Румынский солдат, переживший советский плен, вспоминает: когда интернационально составленные части вермахта попали в окружение и были захвачены советскими войсками, пленные – немцы, австрийцы, румыны, венгры и другие – старались, насколько это было возможно в таких условиях – сохранять достоинство, держаться мужественно... и только итальянцы (одни они!) дружно плакали, скулили и умоляли русских/советских пощадить их и позволить им вернуться домой... (!)
К маме.
В помянутом местечке Пьетра-Лигуре: знойный полдень увёл меня с кривой, обставленной беззаботно-обшарпанными зданиями улочки в почти безлюдное в сей час «наружное» кафе под дарившим тень тентом, и там за ближайшим к прилавку столиком восседал розовощёкий молодой брюнет, с аппетитом трапезничавший и часто взывавший: «мАмо!.. мАмо!», после чего к нему выходила средних лет женщина, выслушивала какие-то его «откровения», то бишь бойкие пожелания, согласно-нежно-певуче отвечала, то и дело ставила на стол очередное яство либо питьё...
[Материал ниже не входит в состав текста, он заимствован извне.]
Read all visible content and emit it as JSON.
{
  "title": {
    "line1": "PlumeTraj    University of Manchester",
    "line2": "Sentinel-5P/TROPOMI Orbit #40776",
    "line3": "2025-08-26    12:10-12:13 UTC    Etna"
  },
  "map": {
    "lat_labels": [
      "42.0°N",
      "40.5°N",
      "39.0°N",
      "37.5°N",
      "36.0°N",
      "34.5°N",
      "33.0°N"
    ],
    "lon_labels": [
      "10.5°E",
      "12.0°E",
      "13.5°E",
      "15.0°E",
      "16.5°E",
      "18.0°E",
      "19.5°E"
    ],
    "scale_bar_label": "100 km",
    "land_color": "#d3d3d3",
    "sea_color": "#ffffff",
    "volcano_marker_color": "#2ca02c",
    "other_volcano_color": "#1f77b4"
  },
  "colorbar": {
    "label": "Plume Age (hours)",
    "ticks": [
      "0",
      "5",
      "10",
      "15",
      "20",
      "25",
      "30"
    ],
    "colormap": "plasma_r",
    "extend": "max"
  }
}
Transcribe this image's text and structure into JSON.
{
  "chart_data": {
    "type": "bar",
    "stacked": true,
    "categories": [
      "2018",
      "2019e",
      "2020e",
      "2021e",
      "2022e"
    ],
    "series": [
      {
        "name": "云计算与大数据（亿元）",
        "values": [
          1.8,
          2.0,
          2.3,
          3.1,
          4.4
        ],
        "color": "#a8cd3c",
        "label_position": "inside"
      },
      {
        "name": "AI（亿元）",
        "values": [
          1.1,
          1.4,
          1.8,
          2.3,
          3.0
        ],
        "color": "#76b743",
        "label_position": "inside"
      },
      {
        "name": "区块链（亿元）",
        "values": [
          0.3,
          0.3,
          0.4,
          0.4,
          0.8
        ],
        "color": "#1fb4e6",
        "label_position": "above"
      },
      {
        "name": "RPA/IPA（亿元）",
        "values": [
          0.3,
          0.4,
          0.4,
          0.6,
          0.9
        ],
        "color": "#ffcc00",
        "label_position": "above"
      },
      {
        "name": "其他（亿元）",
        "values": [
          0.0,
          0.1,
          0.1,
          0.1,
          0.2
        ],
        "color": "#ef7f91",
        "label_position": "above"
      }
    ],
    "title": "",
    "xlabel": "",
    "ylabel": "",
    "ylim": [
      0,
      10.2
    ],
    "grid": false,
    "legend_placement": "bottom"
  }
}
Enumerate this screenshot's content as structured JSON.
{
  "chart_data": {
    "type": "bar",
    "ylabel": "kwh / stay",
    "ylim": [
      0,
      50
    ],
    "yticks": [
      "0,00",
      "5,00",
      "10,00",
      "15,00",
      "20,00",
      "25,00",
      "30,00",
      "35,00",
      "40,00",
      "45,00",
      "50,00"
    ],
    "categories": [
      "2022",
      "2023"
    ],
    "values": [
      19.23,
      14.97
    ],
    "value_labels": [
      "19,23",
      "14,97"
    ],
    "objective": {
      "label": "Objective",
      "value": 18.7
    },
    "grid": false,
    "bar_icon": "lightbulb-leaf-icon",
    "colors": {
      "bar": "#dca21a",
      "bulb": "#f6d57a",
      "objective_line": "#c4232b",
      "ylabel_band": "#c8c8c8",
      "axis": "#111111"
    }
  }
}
Почему-то сценка сия стала-осталась для меня неким символом Италии.
...Ночью во флорентийском отеле меня измучил комар. И это после нескольких напряжённых суток похождений и недосыпаний, перемещений из города в город... Кряхча, встал с кровати, нашарил в(ы)ключатель настольной лампы... Когда глаза привыкли к свету, принялся тоскливо озираться... Ага. Вон он сидит, подлюка, на потолке... Крупный такой, на южном-то солнце вызревший... Знает ведь, где не достать его – потолки в означенной гостинице высоченные, не меньше трёх с половиной метров (пожалуй, и больше)...
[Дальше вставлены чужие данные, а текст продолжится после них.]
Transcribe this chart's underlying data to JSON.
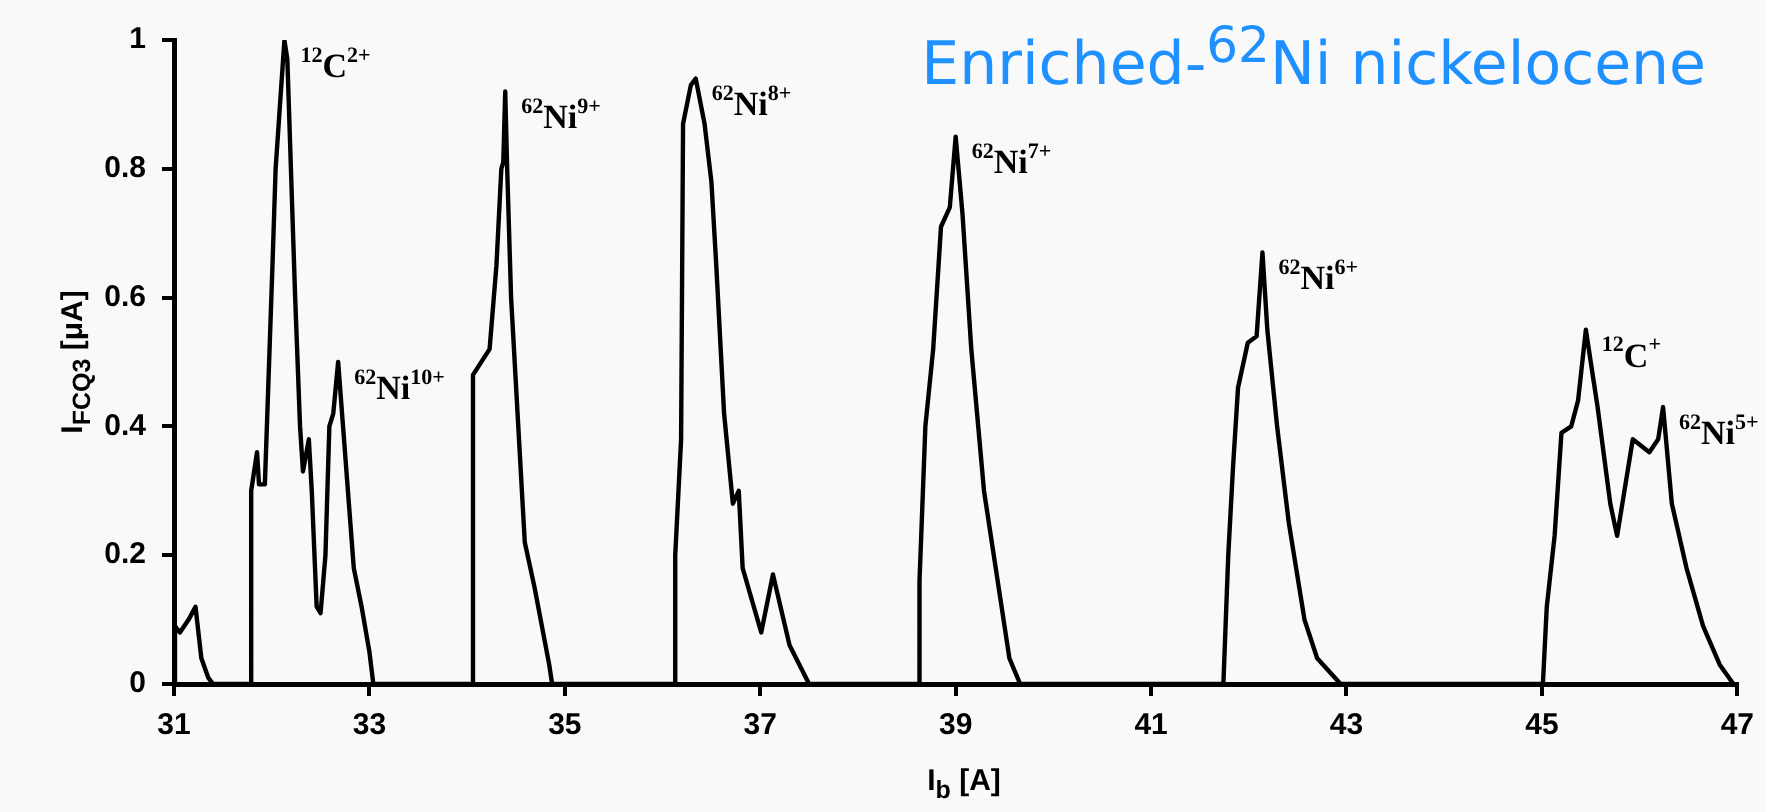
{
  "chart_data": {
    "type": "line",
    "title": "Enriched-$^{62}$Ni nickelocene",
    "xlabel": "I$_{b}$ [A]",
    "ylabel": "I$_{FCQ3}$ [μA]",
    "x": [
      31.0,
      31.01,
      31.06,
      31.15,
      31.22,
      31.28,
      31.35,
      31.4,
      31.78,
      31.79,
      31.85,
      31.87,
      31.93,
      32.01,
      32.04,
      32.13,
      32.16,
      32.24,
      32.29,
      32.32,
      32.38,
      32.41,
      32.46,
      32.5,
      32.55,
      32.59,
      32.63,
      32.68,
      32.73,
      32.84,
      32.92,
      33.0,
      33.04,
      34.05,
      34.06,
      34.23,
      34.3,
      34.35,
      34.37,
      34.39,
      34.41,
      34.45,
      34.59,
      34.69,
      34.84,
      34.87,
      36.12,
      36.13,
      36.19,
      36.21,
      36.29,
      36.34,
      36.43,
      36.5,
      36.55,
      36.63,
      36.72,
      36.78,
      36.82,
      37.01,
      37.13,
      37.3,
      37.5,
      38.62,
      38.63,
      38.69,
      38.77,
      38.85,
      38.94,
      39.0,
      39.07,
      39.16,
      39.29,
      39.5,
      39.55,
      39.66,
      41.74,
      41.79,
      41.84,
      41.89,
      41.99,
      42.08,
      42.14,
      42.19,
      42.29,
      42.41,
      42.57,
      42.7,
      42.94,
      45.01,
      45.05,
      45.13,
      45.2,
      45.3,
      45.37,
      45.45,
      45.57,
      45.7,
      45.77,
      45.93,
      46.1,
      46.19,
      46.24,
      46.33,
      46.48,
      46.65,
      46.82,
      46.96
    ],
    "series": [
      {
        "color": "#000000",
        "values": [
          0,
          0.09,
          0.08,
          0.1,
          0.12,
          0.04,
          0.01,
          0,
          0,
          0.3,
          0.36,
          0.31,
          0.31,
          0.66,
          0.8,
          1.0,
          0.97,
          0.6,
          0.4,
          0.33,
          0.38,
          0.3,
          0.12,
          0.11,
          0.2,
          0.4,
          0.42,
          0.5,
          0.4,
          0.18,
          0.12,
          0.05,
          0,
          0,
          0.48,
          0.52,
          0.65,
          0.8,
          0.81,
          0.92,
          0.8,
          0.6,
          0.22,
          0.15,
          0.03,
          0,
          0,
          0.2,
          0.38,
          0.87,
          0.93,
          0.94,
          0.87,
          0.78,
          0.65,
          0.42,
          0.28,
          0.3,
          0.18,
          0.08,
          0.17,
          0.06,
          0,
          0,
          0.16,
          0.4,
          0.52,
          0.71,
          0.74,
          0.85,
          0.73,
          0.52,
          0.3,
          0.09,
          0.04,
          0,
          0,
          0.2,
          0.34,
          0.46,
          0.53,
          0.54,
          0.67,
          0.55,
          0.4,
          0.25,
          0.1,
          0.04,
          0,
          0,
          0.12,
          0.23,
          0.39,
          0.4,
          0.44,
          0.55,
          0.43,
          0.28,
          0.23,
          0.38,
          0.36,
          0.38,
          0.43,
          0.28,
          0.18,
          0.09,
          0.03,
          0
        ]
      }
    ],
    "xlim": [
      31,
      47
    ],
    "xticks": [
      31,
      33,
      35,
      37,
      39,
      41,
      43,
      45,
      47
    ],
    "ylim": [
      0,
      1
    ],
    "yticks": [
      0,
      {
        "value": 0.2,
        "label": "0.2"
      },
      {
        "value": 0.4,
        "label": "0.4"
      },
      {
        "value": 0.6,
        "label": "0.6"
      },
      {
        "value": 0.8,
        "label": "0.8"
      },
      1
    ],
    "marker": "none",
    "line_style": "solid",
    "grid": false,
    "legend": false,
    "annotations": [
      {
        "text": "$^{12}$C$^{2+}$",
        "x": 32.13,
        "y": 1.0
      },
      {
        "text": "$^{62}$Ni$^{10+}$",
        "x": 32.68,
        "y": 0.5
      },
      {
        "text": "$^{62}$Ni$^{9+}$",
        "x": 34.39,
        "y": 0.92
      },
      {
        "text": "$^{62}$Ni$^{8+}$",
        "x": 36.34,
        "y": 0.94
      },
      {
        "text": "$^{62}$Ni$^{7+}$",
        "x": 39.0,
        "y": 0.85
      },
      {
        "text": "$^{62}$Ni$^{6+}$",
        "x": 42.14,
        "y": 0.67
      },
      {
        "text": "$^{12}$C$^{+}$",
        "x": 45.45,
        "y": 0.55
      },
      {
        "text": "$^{62}$Ni$^{5+}$",
        "x": 46.24,
        "y": 0.43
      }
    ]
  }
}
Не успел я беспомощно загрустить, как сонно-бессонную голову мою озарила, что называется, догадка. Извлёк я из пакетика пару бумажных платочков, отправился с ними в ванную, в меру намочил их под краном, скомкал наподобие снежка и – метнул в потолок. Веришь ли, читатель, но комара я изничтожил вот этим самым первым и единственным метанием! – чего сам никак не ожидал: "снежок" упал на пол с раздавленно-прилипшим к нему экс-кровожадно-зудящим летуном.
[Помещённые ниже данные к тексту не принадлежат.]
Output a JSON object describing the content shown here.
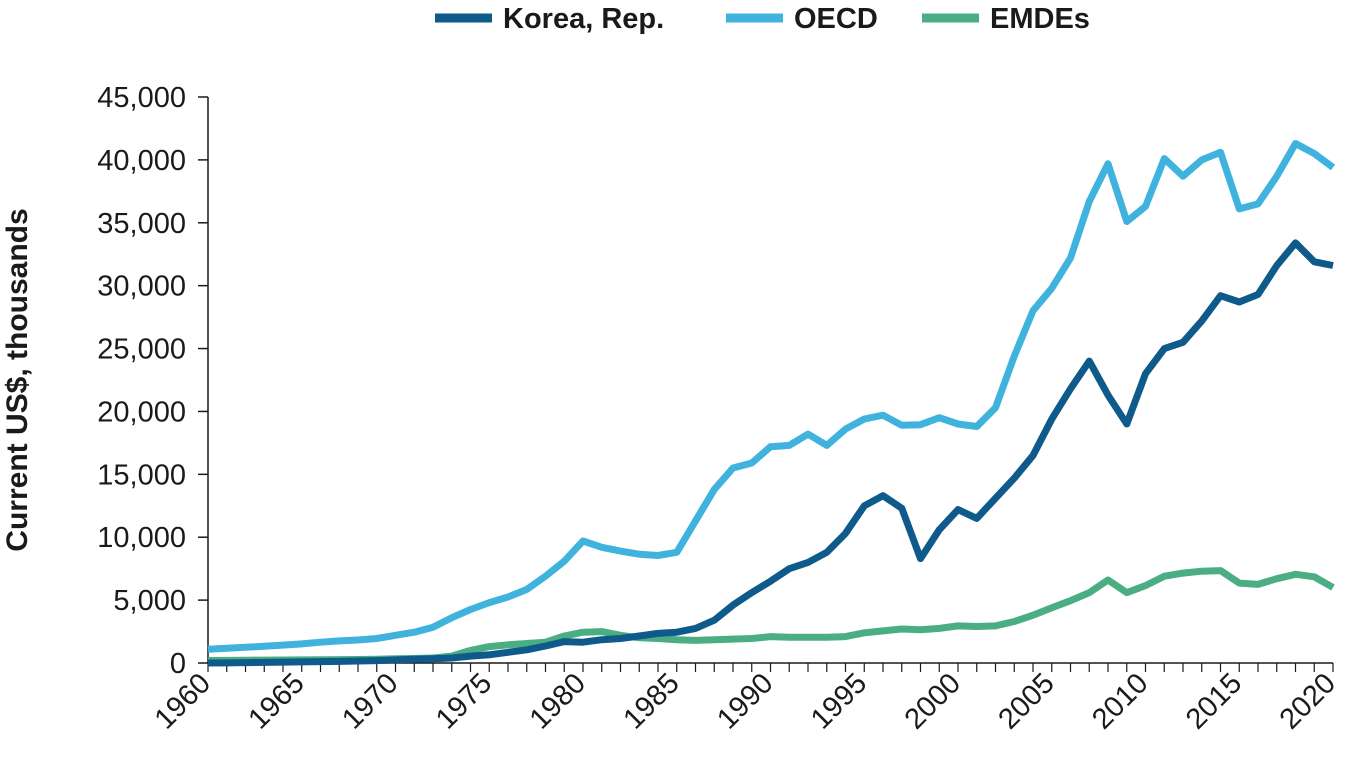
{
  "chart_data": {
    "type": "line",
    "title": "",
    "xlabel": "",
    "ylabel": "Current US$, thousands",
    "xlim": [
      1960,
      2020
    ],
    "ylim": [
      0,
      45000
    ],
    "y_ticks": [
      "0",
      "5,000",
      "10,000",
      "15,000",
      "20,000",
      "25,000",
      "30,000",
      "35,000",
      "40,000",
      "45,000"
    ],
    "x_ticks": [
      "1960",
      "1965",
      "1970",
      "1975",
      "1980",
      "1985",
      "1990",
      "1995",
      "2000",
      "2005",
      "2010",
      "2015",
      "2020"
    ],
    "legend_position": "top-center",
    "grid": false,
    "x": [
      1960,
      1961,
      1962,
      1963,
      1964,
      1965,
      1966,
      1967,
      1968,
      1969,
      1970,
      1971,
      1972,
      1973,
      1974,
      1975,
      1976,
      1977,
      1978,
      1979,
      1980,
      1981,
      1982,
      1983,
      1984,
      1985,
      1986,
      1987,
      1988,
      1989,
      1990,
      1991,
      1992,
      1993,
      1994,
      1995,
      1996,
      1997,
      1998,
      1999,
      2000,
      2001,
      2002,
      2003,
      2004,
      2005,
      2006,
      2007,
      2008,
      2009,
      2010,
      2011,
      2012,
      2013,
      2014,
      2015,
      2016,
      2017,
      2018,
      2019,
      2020
    ],
    "series": [
      {
        "name": "Korea, Rep.",
        "color": "#0e5a8a",
        "values": [
          0,
          10,
          30,
          50,
          70,
          90,
          110,
          130,
          160,
          190,
          250,
          300,
          330,
          400,
          550,
          650,
          850,
          1050,
          1350,
          1700,
          1650,
          1850,
          1950,
          2150,
          2350,
          2450,
          2750,
          3400,
          4600,
          5600,
          6500,
          7500,
          8000,
          8800,
          10300,
          12500,
          13300,
          12300,
          8300,
          10600,
          12200,
          11500,
          13100,
          14700,
          16500,
          19400,
          21800,
          24000,
          21300,
          19000,
          23000,
          25000,
          25500,
          27200,
          29200,
          28700,
          29300,
          31600,
          33400,
          31900,
          31600
        ]
      },
      {
        "name": "OECD",
        "color": "#3fb3de",
        "values": [
          1100,
          1180,
          1250,
          1330,
          1420,
          1520,
          1650,
          1760,
          1830,
          1950,
          2200,
          2450,
          2850,
          3600,
          4250,
          4800,
          5250,
          5850,
          6900,
          8100,
          9700,
          9200,
          8900,
          8650,
          8550,
          8800,
          11300,
          13800,
          15500,
          15900,
          17200,
          17300,
          18200,
          17300,
          18600,
          19400,
          19700,
          18900,
          18950,
          19500,
          19000,
          18800,
          20300,
          24400,
          28000,
          29800,
          32200,
          36700,
          39700,
          35100,
          36300,
          40100,
          38700,
          40000,
          40600,
          36100,
          36500,
          38700,
          41300,
          40500,
          39400
        ]
      },
      {
        "name": "EMDEs",
        "color": "#4aae82",
        "values": [
          200,
          210,
          220,
          230,
          240,
          250,
          260,
          270,
          280,
          300,
          330,
          360,
          400,
          550,
          1000,
          1300,
          1450,
          1550,
          1650,
          2150,
          2450,
          2500,
          2200,
          2000,
          1950,
          1850,
          1800,
          1850,
          1900,
          1950,
          2100,
          2050,
          2050,
          2050,
          2100,
          2400,
          2550,
          2700,
          2650,
          2750,
          2950,
          2900,
          2950,
          3300,
          3800,
          4400,
          4950,
          5600,
          6600,
          5600,
          6150,
          6900,
          7150,
          7300,
          7350,
          6350,
          6250,
          6700,
          7050,
          6850,
          6000
        ]
      }
    ]
  }
}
Какой я, однако, снайпер! ну прямо ПВО, чеснслово... Самодовольная улыбка - хоть я и не видел её - проскользнула по лицу моему. Со вздохом облегчения упал я на кровать, забрался под тонкое одеяло и с чувством глубокого самоуважения безмятежно заснул.
...Вылет из Кёльна/Бонна, примерно над Франкфуртом изрядные турбуленции, трясло будь здоров. Но весело. Южнее прояснилось-утихомирилось, как и положено погодно-географически. Самолёт клюёт влево, и вот и вдруг с правого борта, где я и находился, ослепительно прекрасно ясно открывается Венеция. Вся. Ну вся! Ох, не прощу себе: сумка располагалась у ног: нагнуться, вжикнуть "молнией", извлечь из сумки фотоаппарат (тогда, в 2008-м году, у меня был ещё плёночный), содрать с него чехол – было бы делом нескольких секунд. "Не успею, - думалось, - эх, всё равно не успею..." Балбес. Успел бы.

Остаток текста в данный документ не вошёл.